Charleston’s Resilient Real Estate Market
As spring unfolds across the Lowcountry, Charleston’s real estate market continues to buck national trends with remarkable strength and consistency. While much of the U.S. housing landscape sees volatility due to inflationary pressure, interest rate shifts, and regional affordability concerns, Charleston shines as a stable, appreciating, and highly desirable real estate hub.
From the cobblestone streets of the Historic District to the marshfront developments in Mount Pleasant, the Charleston metro area is proving once again why it’s considered one of the most resilient markets in the Southeast.

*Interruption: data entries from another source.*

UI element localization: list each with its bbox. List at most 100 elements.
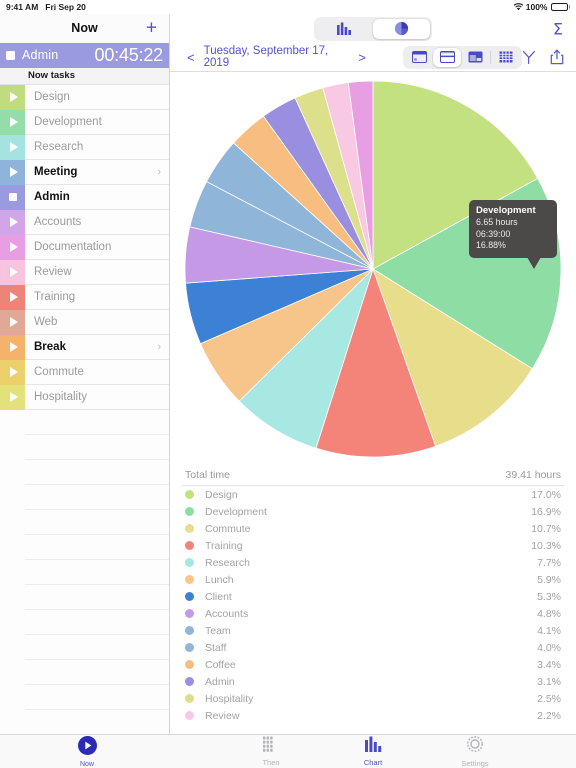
status-time: 9:41 AM <box>6 2 39 12</box>
empty-swatch <box>0 460 25 485</box>
play-triangle-icon[interactable] <box>0 109 25 135</box>
task-row-body[interactable]: Commute <box>25 360 169 385</box>
layout-detail-icon[interactable] <box>461 48 489 67</box>
task-row-body[interactable]: Review <box>25 260 169 285</box>
play-triangle-icon[interactable] <box>0 334 25 360</box>
legend-percent: 2.5% <box>537 692 561 705</box>
tab-then[interactable]: Then <box>244 736 298 767</box>
legend-row[interactable]: Commute 10.7% <box>182 520 564 537</box>
layout-single-icon[interactable] <box>405 48 433 67</box>
task-row[interactable]: Web <box>0 309 169 335</box>
chevron-right-icon[interactable]: › <box>157 341 161 353</box>
play-triangle-icon[interactable] <box>0 134 25 160</box>
play-triangle-icon[interactable] <box>0 284 25 310</box>
layout-split-icon[interactable] <box>433 47 461 67</box>
play-triangle-icon[interactable] <box>0 234 25 260</box>
legend-color-dot <box>185 694 194 703</box>
layout-grid-icon[interactable] <box>492 48 520 67</box>
pie-chart[interactable] <box>170 76 576 462</box>
task-label: Accounts <box>34 215 82 228</box>
chevron-right-icon[interactable]: › <box>157 166 161 178</box>
status-date: Fri Sep 20 <box>45 2 86 12</box>
legend-percent: 5.9% <box>537 573 561 586</box>
tab-chart[interactable]: Chart <box>346 736 400 767</box>
current-date-label[interactable]: Tuesday, September 17, 2019 <box>204 45 350 69</box>
play-triangle-icon[interactable] <box>0 309 25 335</box>
legend-row[interactable]: Development 16.9% <box>182 503 564 520</box>
legend-row[interactable]: Hospitality 2.5% <box>182 690 564 707</box>
legend-row[interactable]: Design 17.0% <box>182 486 564 503</box>
tab-now[interactable]: Now <box>0 735 170 768</box>
legend-row[interactable]: Team 4.1% <box>182 622 564 639</box>
legend-row[interactable]: Training 10.3% <box>182 537 564 554</box>
play-triangle-icon[interactable] <box>0 159 25 185</box>
share-upload-icon[interactable] <box>550 49 564 65</box>
task-row[interactable]: Design <box>0 84 169 110</box>
legend-percent: 10.3% <box>531 539 561 552</box>
sum-sigma-button[interactable]: Σ <box>553 19 563 38</box>
task-row-body[interactable]: Development <box>25 110 169 135</box>
task-row[interactable]: Accounts <box>0 209 169 235</box>
task-label: Web <box>34 315 58 328</box>
task-row-body[interactable]: Break › <box>25 335 169 360</box>
legend-percent: 4.8% <box>537 607 561 620</box>
stop-square-icon[interactable] <box>0 184 25 210</box>
legend-row[interactable]: Coffee 3.4% <box>182 656 564 673</box>
funnel-filter-icon[interactable] <box>522 50 536 65</box>
legend-row[interactable]: Research 7.7% <box>182 554 564 571</box>
legend-name: Research <box>205 556 250 569</box>
task-row[interactable]: Training <box>0 284 169 310</box>
empty-swatch <box>0 510 25 535</box>
next-day-button[interactable]: > <box>349 50 375 65</box>
legend-row[interactable]: Client 5.3% <box>182 588 564 605</box>
task-row-body[interactable]: Web <box>25 310 169 335</box>
task-row[interactable]: Development <box>0 109 169 135</box>
add-task-button[interactable]: + <box>146 19 157 38</box>
task-row-body[interactable]: Design <box>25 85 169 110</box>
legend-row[interactable]: Review 2.2% <box>182 707 564 724</box>
legend-row[interactable]: Accounts 4.8% <box>182 605 564 622</box>
task-row-body[interactable]: Training <box>25 285 169 310</box>
slice-tooltip: Development 6.65 hours 06:39:00 16.88% <box>469 200 557 269</box>
chart-mode-segmented-control[interactable] <box>314 16 432 41</box>
task-row-empty <box>0 585 169 610</box>
task-row-body[interactable]: Research <box>25 135 169 160</box>
play-triangle-icon[interactable] <box>0 209 25 235</box>
legend-color-dot <box>185 490 194 499</box>
ios-status-bar: 9:41 AM Fri Sep 20 100% <box>0 0 576 14</box>
stop-square-icon[interactable] <box>6 50 15 60</box>
task-row[interactable]: Commute <box>0 359 169 385</box>
sidebar-header: Now + <box>0 14 169 43</box>
task-row-body[interactable]: Documentation <box>25 235 169 260</box>
legend-row[interactable]: Admin 3.1% <box>182 673 564 690</box>
task-row-body[interactable]: Accounts <box>25 210 169 235</box>
task-row[interactable]: Research <box>0 134 169 160</box>
running-task-name: Admin <box>22 48 59 63</box>
task-row[interactable]: Review <box>0 259 169 285</box>
legend-row[interactable]: Staff 4.0% <box>182 639 564 656</box>
task-row[interactable]: Admin <box>0 184 169 210</box>
legend-color-dot <box>185 524 194 533</box>
view-layout-segmented-control[interactable] <box>403 45 522 69</box>
task-row[interactable]: Hospitality <box>0 384 169 410</box>
play-triangle-icon[interactable] <box>0 359 25 385</box>
play-triangle-icon[interactable] <box>0 259 25 285</box>
bar-chart-icon[interactable] <box>316 19 373 39</box>
legend-color-dot <box>185 660 194 669</box>
previous-day-button[interactable]: < <box>178 50 204 65</box>
legend-row[interactable]: Lunch 5.9% <box>182 571 564 588</box>
tab-settings[interactable]: Settings <box>448 735 502 768</box>
task-row[interactable]: Documentation <box>0 234 169 260</box>
task-row-body[interactable]: Hospitality <box>25 385 169 410</box>
task-row[interactable]: Meeting › <box>0 159 169 185</box>
running-task-row[interactable]: Admin 00:45:22 <box>0 42 169 68</box>
task-row-body[interactable]: Meeting › <box>25 160 169 185</box>
play-triangle-icon[interactable] <box>0 384 25 410</box>
date-nav-toolbar: < Tuesday, September 17, 2019 > <box>170 43 576 72</box>
task-row-body[interactable]: Admin <box>25 185 169 210</box>
empty-body <box>25 685 169 710</box>
play-triangle-icon[interactable] <box>0 84 25 110</box>
swatch-glyph <box>9 267 18 278</box>
pie-chart-icon[interactable] <box>373 18 430 39</box>
task-row[interactable]: Break › <box>0 334 169 360</box>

Market Growth and Price Trends
Average Home Values Rise Above $560K
The average home value in Charleston is now $567,164, marking a 4.5% increase year-over-year as of February 2025, according to Zillow’s Home Value Index. This puts Charleston ahead of the national average growth rate and reflects sustained confidence in the area’s housing stock.
2025 Forecast: 4–4.5% Appreciation
Charleston-based agencies like Matt O’Neill Real Estate are forecasting continued home price appreciation between 4% and 4.5% for the remainder of 2025. Unlike overheated boomtowns that are now correcting, Charleston is viewed as “right-priced” with room to grow.
Buyer and Seller Dynamics
Homes Flying Off the Market
Charleston homes are spending just 26 to 30 days on the market, per Zillow, compared to the national average of over 40 days. Inventory remains tight, pushing prices up and reducing negotiating power for buyers.
The Luxury Market is Alive and Well
Luxury neighborhoods such as Isle of Palms, Kiawah Island, and Old Village in Mount Pleasant continue to see steady out-of-state demand, particularly from high-income buyers in the Northeast, Midwest, and California. Real estate firms like Handsome Properties confirm that high-end homes are holding or increasing in value, even amid national luxury slowdowns.
First-Time Buyers Feeling the Squeeze
The challenge for many first-time buyers is Charleston’s limited entry-level inventory, particularly under $400,000. However, new build communities in Summerville, Moncks Corner, and Ladson are helping to fill the gap with more attainable pricing structures, sometimes offering rate buy-downs or closing cost credits.
Investment Outlook: Where the Smart Money is Going
Short-Term Rentals Still Driving ROI
Despite tighter regulations in Charleston’s historic districts, short-term vacation rentals (STRs) remain a powerful wealth-building tool. Areas like Folly Beach, Sullivan’s Island, and downtown neighborhoods continue to yield strong occupancy rates and premium nightly rates, especially in spring and summer. See AirDNA’s Charleston STR Data for detailed occupancy trends.
Multifamily & Build-to-Rent Booming in the Burbs
With rental demand skyrocketing, developers are eyeing North Charleston, Goose Creek, and Summerville for multifamily housing and build-to-rent communities. The South Carolina Housing Finance and Development Authority forecasts significant need for new rental units in Berkeley and Dorchester counties through 2028 (SCGOV).
Infrastructure and Tech Growth Fueling Real Estate
Charleston’s appeal is bolstered by economic drivers like the Port of Charleston, Volvo’s manufacturing facility, and the growing tech sector in areas like the Digital Corridor. These industries are attracting new workers and boosting housing demand, especially for workforce housing within commuting distance.
Final Thoughts: Navigating 2025 with Strategy
Charleston’s market is not immune to national forces—rising interest rates and tighter lending standards could cool things slightly—but its unique combination of economic vitality, cultural charm, and lifestyle appeal means the fundamentals remain strong.